Le Palais de Justice. La
première fois, ce n’était pas en juin comme aujourd’hui. Mais en décembre. Dans
l’île de la Cité, un froid digne de la plaine de la Kolyma s’était brusquement
engouffré sous le manteau de laine trop léger. Marianne avait serré les bras
autour de ses seins, à la manière dont on tient un bébé près de soi et s’était
mise à courir sur le pont du Châtelet. Le froid n’aurait pas le dernier mot,
même si les pieds se recroquevillaient dans les bottes pour tenter de lui
échapper.
Elle était arrivée très en
avance pour être bien placée dans la salle d’examens. C’est ce que Clémence lui
avait recommandé :
- J’ai besoin de te savoir
près de moi pour réussir. Même si je ne regarde que le jury pendant la
présentation de ma plaidoirie, je te sentirai à mes côtés. Ta force
m’encourage. D’ailleurs, de nous deux, tu as toujours été la plus forte.
Souviens-toi, quand on était enfants, tu étais la première à te dénoncer auprès
de maman pour les bêtises que nous avions imaginées. Vrai ou pas ?
Aujourd’hui encore,
Marianne était arrivée en avance. Pour être dans le hall avant lui et trouver,
avant lui, la porte de la salle d’audience. Clémence lui avait conseillé cette
conduite :
- . Arrive avant l’heure
de convocation et reste dans le sas d’entrée. Ça t’évitera de le voir. Tout est
bien signalé. La porte du Juge aux Affaires Familiales qui siègera le 17 juin
sera sur le tableau d’affichage.
Marianne avait suivi le
conseil de sa sœur. Elle avait plus d’une heure d’avance. Elle relut la
convocation : Médiation. Première
audience.
Première était inutile. Marianne
était bien décidée à ce que cette audience soit suffisante pour entériner la
séparation. Depuis trois mois, non sans mal, elle avait mis un terme à la vie
commune. Blaise, après bien des promesses de départ constamment différées,
avait fini par accepter de quitter le domicile conjugal. Il avait même loué un
appartement, dans lequel il avait fait venir sa mère de Lannemezan afin qu’elle
s’occupe du petit les semaines où il en aurait la garde.

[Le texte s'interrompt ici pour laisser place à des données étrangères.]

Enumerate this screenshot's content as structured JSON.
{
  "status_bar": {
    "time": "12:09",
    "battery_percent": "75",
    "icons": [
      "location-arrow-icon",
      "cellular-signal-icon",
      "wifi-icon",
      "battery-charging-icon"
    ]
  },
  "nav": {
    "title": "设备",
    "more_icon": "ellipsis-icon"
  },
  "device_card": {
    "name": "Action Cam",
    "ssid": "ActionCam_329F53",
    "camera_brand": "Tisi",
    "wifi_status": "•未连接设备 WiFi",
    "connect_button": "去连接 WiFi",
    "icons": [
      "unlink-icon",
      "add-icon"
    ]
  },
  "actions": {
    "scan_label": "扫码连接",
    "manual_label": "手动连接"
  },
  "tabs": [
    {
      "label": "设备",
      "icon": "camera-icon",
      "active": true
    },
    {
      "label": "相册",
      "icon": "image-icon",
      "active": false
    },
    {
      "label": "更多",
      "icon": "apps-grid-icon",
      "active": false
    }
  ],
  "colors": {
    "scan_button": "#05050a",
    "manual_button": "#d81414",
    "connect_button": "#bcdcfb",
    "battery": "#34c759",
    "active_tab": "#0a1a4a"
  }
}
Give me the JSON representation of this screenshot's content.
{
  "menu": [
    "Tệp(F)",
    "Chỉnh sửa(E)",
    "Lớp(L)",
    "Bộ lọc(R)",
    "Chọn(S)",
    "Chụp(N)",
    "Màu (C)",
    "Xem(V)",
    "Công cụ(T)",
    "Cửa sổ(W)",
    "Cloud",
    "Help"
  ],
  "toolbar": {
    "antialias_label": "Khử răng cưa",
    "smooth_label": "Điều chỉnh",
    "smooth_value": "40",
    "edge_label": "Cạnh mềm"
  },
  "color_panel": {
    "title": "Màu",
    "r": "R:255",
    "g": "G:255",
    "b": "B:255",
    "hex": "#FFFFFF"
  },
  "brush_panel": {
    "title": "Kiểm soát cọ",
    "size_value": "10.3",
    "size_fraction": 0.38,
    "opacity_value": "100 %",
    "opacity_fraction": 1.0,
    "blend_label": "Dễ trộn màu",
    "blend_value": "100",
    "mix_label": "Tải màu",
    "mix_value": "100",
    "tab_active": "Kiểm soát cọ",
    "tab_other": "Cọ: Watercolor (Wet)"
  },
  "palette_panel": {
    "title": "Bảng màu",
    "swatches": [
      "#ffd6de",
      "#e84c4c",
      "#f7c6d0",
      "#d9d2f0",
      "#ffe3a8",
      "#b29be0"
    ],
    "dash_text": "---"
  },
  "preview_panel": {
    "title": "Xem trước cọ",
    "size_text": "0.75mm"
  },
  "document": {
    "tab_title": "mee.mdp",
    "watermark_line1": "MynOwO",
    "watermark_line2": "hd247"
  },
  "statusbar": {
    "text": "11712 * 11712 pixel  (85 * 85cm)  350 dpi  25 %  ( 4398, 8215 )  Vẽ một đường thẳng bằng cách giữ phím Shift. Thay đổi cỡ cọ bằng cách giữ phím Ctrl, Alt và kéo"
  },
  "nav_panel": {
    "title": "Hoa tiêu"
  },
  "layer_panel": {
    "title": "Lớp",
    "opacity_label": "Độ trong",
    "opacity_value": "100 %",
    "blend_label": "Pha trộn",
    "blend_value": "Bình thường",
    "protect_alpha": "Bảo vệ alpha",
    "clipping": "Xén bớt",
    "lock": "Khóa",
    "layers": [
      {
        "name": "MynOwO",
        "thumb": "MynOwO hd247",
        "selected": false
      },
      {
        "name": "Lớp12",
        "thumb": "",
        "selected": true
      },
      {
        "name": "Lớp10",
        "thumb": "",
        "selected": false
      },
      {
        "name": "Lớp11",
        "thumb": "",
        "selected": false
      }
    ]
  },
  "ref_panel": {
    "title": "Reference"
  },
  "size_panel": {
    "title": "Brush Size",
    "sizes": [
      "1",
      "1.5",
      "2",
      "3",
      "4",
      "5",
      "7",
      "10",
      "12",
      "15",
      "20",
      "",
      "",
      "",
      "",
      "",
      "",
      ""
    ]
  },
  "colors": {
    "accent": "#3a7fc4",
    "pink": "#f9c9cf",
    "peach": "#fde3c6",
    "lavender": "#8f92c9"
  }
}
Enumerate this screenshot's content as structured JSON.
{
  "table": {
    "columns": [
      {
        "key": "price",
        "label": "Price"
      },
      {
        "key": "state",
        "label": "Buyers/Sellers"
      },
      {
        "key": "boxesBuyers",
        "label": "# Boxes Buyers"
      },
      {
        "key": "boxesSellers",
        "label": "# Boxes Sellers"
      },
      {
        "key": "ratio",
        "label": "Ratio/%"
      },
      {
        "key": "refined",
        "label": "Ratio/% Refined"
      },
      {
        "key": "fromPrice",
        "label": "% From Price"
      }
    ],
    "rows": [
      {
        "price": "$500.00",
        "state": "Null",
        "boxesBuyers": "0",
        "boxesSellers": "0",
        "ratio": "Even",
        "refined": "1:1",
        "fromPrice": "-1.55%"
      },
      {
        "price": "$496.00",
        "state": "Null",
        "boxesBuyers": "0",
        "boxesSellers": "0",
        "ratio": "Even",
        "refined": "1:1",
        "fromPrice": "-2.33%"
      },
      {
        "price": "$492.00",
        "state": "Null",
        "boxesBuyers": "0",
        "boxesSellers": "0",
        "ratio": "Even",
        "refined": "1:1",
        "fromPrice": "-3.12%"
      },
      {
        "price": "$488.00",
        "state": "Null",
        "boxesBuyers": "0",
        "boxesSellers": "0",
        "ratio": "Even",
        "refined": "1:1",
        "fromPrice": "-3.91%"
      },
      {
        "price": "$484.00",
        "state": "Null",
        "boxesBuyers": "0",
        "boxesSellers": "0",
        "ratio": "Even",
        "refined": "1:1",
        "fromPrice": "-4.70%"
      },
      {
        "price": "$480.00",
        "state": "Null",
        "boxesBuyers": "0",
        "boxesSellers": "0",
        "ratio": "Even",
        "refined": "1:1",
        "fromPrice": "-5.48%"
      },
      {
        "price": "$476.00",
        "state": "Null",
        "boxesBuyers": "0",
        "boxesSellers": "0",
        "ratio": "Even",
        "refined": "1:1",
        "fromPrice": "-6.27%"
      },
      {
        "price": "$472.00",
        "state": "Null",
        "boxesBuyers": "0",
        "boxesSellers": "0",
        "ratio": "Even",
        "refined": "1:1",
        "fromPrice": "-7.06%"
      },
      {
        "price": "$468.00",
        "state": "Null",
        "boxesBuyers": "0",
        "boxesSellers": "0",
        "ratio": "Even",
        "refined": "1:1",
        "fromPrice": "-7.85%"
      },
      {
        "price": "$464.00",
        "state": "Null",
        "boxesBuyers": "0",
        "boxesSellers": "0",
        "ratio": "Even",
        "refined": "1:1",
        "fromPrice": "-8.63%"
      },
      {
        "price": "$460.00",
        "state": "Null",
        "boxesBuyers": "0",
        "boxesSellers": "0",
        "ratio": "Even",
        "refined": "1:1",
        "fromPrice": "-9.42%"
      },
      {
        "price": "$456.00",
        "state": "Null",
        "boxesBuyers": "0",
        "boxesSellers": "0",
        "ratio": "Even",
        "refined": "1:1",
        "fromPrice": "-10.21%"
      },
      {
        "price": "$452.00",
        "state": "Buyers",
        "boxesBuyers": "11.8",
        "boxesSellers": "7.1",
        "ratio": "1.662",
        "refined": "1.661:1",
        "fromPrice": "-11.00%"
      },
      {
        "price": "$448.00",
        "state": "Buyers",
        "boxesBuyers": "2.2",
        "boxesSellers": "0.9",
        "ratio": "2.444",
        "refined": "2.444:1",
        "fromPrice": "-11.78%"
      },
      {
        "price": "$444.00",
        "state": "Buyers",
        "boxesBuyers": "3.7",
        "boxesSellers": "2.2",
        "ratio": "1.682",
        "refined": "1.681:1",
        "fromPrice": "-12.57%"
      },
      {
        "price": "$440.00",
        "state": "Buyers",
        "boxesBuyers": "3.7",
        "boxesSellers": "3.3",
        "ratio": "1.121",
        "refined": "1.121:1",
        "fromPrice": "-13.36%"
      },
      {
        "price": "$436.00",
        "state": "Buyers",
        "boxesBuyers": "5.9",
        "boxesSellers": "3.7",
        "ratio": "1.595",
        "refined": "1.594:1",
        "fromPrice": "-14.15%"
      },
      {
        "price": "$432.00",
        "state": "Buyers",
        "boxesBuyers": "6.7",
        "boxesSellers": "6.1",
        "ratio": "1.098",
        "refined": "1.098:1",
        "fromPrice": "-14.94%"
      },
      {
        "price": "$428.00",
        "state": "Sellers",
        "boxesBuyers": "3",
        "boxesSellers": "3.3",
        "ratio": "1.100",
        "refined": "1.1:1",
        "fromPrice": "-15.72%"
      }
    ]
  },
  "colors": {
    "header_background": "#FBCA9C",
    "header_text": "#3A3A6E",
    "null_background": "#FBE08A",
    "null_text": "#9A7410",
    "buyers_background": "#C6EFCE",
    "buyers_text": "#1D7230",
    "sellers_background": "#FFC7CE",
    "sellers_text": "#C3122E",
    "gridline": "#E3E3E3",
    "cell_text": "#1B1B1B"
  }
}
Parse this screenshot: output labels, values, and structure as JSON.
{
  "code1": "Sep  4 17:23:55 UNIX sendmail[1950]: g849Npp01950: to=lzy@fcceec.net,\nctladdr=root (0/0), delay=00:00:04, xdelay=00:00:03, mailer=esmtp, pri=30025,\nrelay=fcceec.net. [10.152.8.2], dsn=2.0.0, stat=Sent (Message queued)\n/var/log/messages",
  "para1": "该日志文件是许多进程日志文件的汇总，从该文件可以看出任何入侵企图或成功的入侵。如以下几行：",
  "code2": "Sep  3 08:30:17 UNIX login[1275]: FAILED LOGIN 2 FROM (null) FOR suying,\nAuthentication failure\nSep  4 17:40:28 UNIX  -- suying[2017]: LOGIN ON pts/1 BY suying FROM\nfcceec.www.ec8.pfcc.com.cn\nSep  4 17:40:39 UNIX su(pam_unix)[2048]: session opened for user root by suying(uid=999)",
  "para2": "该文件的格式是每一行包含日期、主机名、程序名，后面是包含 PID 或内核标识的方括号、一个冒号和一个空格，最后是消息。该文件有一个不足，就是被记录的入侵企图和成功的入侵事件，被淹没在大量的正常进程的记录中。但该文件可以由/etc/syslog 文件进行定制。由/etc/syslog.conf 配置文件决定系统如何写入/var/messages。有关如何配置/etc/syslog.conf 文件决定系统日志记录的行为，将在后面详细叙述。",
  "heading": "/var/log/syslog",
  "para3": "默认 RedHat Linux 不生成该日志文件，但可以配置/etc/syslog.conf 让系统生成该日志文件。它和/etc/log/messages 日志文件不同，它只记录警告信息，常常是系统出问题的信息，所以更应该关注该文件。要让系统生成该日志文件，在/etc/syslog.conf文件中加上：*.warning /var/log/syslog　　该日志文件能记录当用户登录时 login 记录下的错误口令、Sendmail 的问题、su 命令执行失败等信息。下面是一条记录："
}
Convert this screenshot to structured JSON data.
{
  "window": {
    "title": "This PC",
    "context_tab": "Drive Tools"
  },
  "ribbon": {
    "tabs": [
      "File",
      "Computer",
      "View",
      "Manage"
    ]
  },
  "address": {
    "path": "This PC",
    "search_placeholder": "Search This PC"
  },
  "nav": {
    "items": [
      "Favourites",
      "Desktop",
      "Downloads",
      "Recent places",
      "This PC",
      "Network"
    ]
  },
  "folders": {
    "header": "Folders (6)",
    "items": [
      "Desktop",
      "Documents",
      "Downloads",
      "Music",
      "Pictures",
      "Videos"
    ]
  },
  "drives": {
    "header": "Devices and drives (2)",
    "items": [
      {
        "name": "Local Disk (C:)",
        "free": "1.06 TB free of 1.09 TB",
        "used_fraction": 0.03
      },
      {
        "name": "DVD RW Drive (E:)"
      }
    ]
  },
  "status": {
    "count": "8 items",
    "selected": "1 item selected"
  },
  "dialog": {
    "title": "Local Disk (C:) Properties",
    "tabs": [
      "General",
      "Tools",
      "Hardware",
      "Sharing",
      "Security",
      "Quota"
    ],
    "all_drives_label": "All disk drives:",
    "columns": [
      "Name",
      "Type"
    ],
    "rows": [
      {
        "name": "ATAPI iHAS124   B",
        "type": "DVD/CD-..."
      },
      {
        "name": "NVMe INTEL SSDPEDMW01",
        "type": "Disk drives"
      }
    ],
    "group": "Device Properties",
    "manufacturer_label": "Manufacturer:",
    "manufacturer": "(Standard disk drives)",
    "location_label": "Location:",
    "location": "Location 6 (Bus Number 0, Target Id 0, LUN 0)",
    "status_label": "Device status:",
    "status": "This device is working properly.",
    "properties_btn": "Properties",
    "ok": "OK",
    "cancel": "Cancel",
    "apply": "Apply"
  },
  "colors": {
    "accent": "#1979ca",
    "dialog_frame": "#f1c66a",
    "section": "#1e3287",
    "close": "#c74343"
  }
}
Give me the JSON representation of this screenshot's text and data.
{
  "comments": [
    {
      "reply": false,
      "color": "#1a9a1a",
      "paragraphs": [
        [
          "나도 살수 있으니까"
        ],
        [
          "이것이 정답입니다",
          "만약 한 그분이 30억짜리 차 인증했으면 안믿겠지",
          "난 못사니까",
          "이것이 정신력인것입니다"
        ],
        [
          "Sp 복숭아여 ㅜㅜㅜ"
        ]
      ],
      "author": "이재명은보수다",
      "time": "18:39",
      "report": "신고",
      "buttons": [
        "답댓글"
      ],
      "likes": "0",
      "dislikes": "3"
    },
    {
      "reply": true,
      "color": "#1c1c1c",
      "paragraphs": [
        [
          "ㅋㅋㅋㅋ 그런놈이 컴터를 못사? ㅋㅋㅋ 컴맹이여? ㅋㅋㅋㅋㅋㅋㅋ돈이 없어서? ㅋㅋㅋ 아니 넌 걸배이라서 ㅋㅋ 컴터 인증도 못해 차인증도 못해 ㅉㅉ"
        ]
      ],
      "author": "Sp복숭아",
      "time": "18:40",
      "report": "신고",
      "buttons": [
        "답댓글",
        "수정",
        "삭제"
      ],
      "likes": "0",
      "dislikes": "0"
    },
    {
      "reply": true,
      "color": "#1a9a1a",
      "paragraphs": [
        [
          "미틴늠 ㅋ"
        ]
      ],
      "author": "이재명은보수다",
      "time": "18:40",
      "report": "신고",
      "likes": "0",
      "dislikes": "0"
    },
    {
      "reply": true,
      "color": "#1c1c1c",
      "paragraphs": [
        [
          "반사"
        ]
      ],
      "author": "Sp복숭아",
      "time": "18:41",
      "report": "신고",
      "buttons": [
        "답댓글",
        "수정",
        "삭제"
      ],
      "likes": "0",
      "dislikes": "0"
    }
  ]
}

Marianne avait accepté cet
arrangement provisoire : une semaine chez papa, une semaine chez maman.
Bien résolue à exposer ses arguments au juge. Elle voulait récupérer la garde
de son fils, obtenir de son mari une pension décente et non pas cette aumône
humiliante qu’il versait chaque semaine. Elle avait des reproches plein la tête
et en avait même noirci des feuilles et des feuilles de papier quand elle avait
pris la décision irrévocable de demander le divorce. Son avocate l’avait
complimentée pour la solidité de son projet, mais n’avait pas manqué de pointer
ses faibles revenus personnels. Le mari, elle le savait par son confrère,
n’était pas disposé à lui venir en aide. Les difficultés financières auxquelles
elle serait confrontée après le divorce seraient nombreuses. Des difficultés,
Marianne en connaissait un nombre incalculable depuis douze ans, depuis qu’elle
avait recueilli chez elle cet homme dont elle se croyait amoureuse. Au début,
elle l’avait beaucoup soutenu, encouragé à terminer ses longues études, avait
remboursé des créances, s’était acquittée à sa place de ses dettes auprès du
fisc. Elle avait même hésité avant d’accepter de mettre au monde un enfant.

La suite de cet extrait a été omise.